Whilst not explicitly far right in nature, Dean Everitt’s anti-immigration demo in Boston was relatively successful and left some of the far right supporters who turned up eager for more. Again, the issue is one where many local people have legitimate concerns – the latest census results showed that Boston has seen a higher level of immigration than anywhere else over the last decade and local resources are clearly stretched. The issue undoubtedly plays on racist fears as well though. Given that Everitt himself is a supporter of far right groups and many of the people who were invited were from the EDL and BNP, it is fair to say the far right has some influence on this movement.
There has been talk of a future anti-immigration demo in Spalding in the new year. We need to make sure we continue to expose the involvement of the far right in this movement.

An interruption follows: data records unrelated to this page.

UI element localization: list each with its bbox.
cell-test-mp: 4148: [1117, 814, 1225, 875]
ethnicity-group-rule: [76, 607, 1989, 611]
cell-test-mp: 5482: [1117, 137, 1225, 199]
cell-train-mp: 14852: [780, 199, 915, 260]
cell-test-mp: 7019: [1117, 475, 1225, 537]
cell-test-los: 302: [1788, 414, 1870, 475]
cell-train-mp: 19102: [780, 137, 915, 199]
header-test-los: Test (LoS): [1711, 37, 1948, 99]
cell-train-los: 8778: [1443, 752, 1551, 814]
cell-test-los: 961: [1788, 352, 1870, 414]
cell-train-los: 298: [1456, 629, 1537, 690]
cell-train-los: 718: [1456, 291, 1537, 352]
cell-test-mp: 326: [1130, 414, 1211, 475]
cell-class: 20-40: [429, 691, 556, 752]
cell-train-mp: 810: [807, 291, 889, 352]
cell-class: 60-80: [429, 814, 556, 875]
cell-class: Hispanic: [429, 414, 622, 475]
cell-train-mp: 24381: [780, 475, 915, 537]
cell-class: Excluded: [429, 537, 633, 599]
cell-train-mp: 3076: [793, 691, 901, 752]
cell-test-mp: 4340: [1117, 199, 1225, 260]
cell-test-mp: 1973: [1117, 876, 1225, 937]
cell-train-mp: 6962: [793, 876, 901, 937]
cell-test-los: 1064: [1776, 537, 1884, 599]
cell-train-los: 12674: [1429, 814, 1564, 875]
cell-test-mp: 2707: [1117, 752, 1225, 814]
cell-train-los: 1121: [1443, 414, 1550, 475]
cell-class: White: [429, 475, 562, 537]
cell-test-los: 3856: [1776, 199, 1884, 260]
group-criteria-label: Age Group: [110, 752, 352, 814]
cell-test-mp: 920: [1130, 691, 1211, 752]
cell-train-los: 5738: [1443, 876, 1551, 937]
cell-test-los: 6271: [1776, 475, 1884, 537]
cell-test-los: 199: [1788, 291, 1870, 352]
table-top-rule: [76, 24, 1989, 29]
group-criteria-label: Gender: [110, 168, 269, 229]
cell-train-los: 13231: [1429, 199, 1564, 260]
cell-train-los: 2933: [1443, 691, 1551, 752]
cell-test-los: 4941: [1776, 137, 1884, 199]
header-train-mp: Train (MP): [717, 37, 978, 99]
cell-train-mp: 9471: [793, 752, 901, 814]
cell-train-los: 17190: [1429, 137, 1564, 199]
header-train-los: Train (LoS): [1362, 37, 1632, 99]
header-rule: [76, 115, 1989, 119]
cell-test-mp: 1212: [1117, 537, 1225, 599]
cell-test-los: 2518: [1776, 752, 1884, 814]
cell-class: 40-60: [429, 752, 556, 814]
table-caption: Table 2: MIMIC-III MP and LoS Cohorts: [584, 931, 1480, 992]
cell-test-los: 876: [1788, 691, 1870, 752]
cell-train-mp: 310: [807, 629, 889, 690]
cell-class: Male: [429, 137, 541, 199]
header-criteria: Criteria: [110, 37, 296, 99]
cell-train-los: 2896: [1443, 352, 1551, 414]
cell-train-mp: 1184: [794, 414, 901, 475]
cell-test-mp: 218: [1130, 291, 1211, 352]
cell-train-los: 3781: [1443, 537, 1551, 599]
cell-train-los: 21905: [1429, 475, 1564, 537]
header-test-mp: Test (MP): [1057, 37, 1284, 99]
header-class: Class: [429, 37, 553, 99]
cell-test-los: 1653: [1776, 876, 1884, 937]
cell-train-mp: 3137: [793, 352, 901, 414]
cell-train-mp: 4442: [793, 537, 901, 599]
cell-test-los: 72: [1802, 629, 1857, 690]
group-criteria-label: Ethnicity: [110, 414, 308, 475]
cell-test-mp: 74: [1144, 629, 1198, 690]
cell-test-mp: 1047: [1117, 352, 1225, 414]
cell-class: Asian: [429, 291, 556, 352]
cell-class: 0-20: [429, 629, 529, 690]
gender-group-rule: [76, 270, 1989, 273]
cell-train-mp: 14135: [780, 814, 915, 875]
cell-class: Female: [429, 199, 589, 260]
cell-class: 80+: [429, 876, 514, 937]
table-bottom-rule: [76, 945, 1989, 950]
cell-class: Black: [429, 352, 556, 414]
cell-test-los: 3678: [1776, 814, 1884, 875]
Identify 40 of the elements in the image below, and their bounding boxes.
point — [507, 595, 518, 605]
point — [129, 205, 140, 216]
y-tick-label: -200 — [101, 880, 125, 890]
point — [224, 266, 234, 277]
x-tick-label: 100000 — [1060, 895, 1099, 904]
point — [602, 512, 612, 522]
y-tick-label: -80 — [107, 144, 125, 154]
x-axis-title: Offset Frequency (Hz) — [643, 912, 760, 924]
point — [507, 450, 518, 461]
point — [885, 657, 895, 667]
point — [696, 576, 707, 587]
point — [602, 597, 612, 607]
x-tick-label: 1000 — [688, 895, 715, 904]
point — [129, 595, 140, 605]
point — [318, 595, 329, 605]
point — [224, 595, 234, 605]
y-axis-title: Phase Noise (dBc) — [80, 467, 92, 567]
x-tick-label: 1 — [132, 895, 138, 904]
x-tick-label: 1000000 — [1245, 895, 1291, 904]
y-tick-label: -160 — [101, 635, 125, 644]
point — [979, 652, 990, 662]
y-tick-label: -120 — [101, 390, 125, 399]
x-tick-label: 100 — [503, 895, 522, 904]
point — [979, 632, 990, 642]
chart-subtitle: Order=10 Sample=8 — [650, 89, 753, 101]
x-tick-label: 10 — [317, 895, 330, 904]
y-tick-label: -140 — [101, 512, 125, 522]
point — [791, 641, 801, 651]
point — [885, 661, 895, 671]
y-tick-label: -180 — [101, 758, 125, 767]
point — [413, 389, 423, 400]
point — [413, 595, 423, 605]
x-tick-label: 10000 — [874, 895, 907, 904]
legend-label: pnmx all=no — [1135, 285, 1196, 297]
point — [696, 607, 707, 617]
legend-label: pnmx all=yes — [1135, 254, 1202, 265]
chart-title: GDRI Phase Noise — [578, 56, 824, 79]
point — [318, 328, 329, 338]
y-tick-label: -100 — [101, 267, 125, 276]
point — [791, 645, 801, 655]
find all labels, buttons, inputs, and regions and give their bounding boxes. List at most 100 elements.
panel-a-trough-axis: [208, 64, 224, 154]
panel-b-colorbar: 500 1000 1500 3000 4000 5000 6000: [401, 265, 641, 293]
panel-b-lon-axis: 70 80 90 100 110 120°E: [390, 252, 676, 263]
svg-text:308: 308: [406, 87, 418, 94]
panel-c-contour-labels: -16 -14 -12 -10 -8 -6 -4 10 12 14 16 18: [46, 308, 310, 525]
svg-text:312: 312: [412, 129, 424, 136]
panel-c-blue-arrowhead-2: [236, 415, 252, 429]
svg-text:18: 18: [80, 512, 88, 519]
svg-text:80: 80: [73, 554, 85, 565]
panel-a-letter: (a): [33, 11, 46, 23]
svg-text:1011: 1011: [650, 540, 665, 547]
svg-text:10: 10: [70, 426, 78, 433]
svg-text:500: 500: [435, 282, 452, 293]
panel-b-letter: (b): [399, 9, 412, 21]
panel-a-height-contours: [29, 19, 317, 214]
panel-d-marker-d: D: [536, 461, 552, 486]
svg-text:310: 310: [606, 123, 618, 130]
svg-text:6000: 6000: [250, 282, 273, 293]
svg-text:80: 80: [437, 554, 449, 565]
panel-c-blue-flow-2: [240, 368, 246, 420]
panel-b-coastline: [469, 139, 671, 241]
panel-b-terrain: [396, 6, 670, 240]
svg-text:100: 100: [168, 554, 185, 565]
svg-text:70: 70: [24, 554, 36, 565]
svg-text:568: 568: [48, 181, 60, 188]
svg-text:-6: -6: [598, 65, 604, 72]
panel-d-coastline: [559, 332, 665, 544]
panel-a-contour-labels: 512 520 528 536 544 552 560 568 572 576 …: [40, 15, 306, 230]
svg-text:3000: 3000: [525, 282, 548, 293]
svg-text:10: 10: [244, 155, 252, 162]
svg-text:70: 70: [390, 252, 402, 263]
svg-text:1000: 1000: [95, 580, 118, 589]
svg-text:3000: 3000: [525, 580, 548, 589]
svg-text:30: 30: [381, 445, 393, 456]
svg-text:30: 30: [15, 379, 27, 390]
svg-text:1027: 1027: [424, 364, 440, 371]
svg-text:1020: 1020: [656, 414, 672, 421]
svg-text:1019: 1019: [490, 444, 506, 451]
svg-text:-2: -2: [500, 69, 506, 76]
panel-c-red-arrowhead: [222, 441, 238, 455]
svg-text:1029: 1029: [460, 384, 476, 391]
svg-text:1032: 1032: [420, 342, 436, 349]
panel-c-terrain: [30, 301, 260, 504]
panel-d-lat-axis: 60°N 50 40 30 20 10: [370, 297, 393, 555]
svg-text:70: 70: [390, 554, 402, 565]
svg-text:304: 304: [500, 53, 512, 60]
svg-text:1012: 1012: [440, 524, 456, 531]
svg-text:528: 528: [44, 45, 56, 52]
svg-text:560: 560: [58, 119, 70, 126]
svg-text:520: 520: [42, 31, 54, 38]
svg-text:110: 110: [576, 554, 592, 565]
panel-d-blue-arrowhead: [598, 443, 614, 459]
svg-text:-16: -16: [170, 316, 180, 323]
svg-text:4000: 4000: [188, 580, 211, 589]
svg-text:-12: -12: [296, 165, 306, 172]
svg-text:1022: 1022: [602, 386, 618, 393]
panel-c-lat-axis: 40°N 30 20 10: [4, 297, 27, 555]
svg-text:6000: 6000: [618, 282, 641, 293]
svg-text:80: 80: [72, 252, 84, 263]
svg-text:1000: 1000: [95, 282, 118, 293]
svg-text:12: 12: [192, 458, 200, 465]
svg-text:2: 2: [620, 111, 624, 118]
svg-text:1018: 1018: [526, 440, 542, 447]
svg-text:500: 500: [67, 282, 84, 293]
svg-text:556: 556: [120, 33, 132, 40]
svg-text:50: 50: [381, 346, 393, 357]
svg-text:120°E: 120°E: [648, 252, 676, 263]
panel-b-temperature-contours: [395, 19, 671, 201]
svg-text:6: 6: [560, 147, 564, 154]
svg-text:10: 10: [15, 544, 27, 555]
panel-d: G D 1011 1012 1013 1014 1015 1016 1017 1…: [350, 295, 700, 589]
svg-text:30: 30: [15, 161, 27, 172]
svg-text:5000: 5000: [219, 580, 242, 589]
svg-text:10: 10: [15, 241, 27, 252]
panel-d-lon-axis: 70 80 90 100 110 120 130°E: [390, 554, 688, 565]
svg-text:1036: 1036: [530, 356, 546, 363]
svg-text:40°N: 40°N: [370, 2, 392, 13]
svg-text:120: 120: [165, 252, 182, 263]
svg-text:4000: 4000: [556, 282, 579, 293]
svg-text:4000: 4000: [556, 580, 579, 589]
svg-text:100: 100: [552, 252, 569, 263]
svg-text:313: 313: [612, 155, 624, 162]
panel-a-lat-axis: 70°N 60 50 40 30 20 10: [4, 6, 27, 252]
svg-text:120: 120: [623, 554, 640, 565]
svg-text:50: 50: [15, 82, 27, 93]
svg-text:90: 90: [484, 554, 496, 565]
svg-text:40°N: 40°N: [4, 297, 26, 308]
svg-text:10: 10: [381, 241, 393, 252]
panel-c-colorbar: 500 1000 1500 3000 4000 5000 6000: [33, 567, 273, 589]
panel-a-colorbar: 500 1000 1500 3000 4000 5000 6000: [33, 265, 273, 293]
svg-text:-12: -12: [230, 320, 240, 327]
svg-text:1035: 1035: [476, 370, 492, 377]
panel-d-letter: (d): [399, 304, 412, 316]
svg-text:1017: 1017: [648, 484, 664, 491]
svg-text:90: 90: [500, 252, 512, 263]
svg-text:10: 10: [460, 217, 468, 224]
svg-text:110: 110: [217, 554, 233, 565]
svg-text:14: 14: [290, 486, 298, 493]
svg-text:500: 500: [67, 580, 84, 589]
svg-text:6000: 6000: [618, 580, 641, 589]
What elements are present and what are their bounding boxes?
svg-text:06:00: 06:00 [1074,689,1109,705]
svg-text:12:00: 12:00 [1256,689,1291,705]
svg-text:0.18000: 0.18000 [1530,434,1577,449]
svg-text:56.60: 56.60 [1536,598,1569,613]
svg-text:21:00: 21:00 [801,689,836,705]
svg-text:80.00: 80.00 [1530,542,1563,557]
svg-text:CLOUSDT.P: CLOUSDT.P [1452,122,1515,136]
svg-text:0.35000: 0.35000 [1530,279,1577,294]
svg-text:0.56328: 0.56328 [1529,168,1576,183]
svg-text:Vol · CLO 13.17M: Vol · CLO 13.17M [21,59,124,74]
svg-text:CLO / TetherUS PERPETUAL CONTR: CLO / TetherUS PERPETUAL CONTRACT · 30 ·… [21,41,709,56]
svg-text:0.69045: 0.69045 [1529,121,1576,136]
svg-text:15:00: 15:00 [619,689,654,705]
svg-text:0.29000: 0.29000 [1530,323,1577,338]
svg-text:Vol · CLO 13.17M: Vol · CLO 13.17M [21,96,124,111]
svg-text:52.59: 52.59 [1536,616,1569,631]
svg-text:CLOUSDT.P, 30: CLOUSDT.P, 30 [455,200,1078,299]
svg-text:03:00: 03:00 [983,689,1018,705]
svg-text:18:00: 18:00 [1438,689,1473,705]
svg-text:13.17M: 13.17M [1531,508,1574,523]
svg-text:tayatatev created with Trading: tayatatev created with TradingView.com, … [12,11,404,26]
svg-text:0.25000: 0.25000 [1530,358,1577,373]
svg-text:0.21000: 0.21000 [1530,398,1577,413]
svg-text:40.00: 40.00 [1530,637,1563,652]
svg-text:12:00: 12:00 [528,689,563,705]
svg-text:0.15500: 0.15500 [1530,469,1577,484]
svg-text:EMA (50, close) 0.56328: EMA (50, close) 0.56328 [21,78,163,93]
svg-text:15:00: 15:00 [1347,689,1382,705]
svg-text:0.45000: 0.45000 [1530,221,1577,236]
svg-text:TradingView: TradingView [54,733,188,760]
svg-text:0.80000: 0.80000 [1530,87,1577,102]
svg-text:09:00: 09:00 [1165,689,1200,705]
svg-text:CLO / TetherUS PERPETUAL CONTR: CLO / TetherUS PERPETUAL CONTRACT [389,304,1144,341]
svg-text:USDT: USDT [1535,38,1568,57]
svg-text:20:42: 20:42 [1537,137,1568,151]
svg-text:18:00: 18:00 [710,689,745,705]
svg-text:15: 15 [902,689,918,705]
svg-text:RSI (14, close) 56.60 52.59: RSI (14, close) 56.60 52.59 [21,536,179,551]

As the organised far right fragments it can be predicted that there will be more incidents of fascists acting on their own, without any restrictions imposed by a larger organisation. Indeed, the number of racist attacks, particularly against Muslims, appears to be on the rise. Lincolnshire police have reported a sharp rise in racist incidents as have schools in Derbyshire. There have also been some high profile attacks on Muslims in Leicester, Northants, Lincoln and Bingham, often involving people with links to far right organisations.
Many people wrongly think that the police will deal with these isolated incidents. In reality, Notts police were criticised for their extremely racist stop and search profiling and Leicestershire cops were were highlighted for the racist way in which they policed the EDL demo in February.
Anti-fascism will only succeed if the wider struggle against racial and religious divisions within society is also strong. There is no point in beating off organised fascism while the seeds of its rebirth are being sown all around us.
2012 saw a long-awaited resurgence of confidence in street-level anti-fascism. This was in no small part due to an increased militancy of UAF in tackling the EDL but also thanks to the growth of the decentralised Anti-Fascist Network. Anti-fascists had a number of victories over the fading EDL, most notably in Walthamstow where they blocked the EDL’s march and the fascists had to be kettled for their own safety.
That said, there is still a lot of poor analysis in the broader anti-fascist movement which tends to see fascism as one element of “extremism”, a label which is as likely to include people fighting for freedom as fascists. This can lead to our movement being appropriated by populist politicians for their own ends. If anti-fascism is not also against our authoritarian, racist state then it doesn’t deserve the name.
There is also a tendency towards anti-working class prejudice in some quarters, with the EDL and co being mocked as thick simply because they don’t express themselves in a suitably Guardian-reading manner. Anti-fascism should be a grassroots movement welcoming of all those who are sick of the divisions in our communities not an elitist sneering club.
Locally, anti-fascists had a relatively low profile although a successful benefit gig for anti-fascist prisoners was held in Nottingham, the Lincoln Underground Collective hosted a discussion on anti-fascism and Leicester anti-fascists took action against a coach company used by the EDL. It is harder to mobilise against the fascists when they are weak and don’t seem to pose much of a threat but that is exactly what we need to do to if we really want to stamp them out. If we can’t beat them when they are weak we will have no chance by the time they are strong again.
There is a lot to be done so support your local anti-fascist group and help build the Anti-Fascist Network.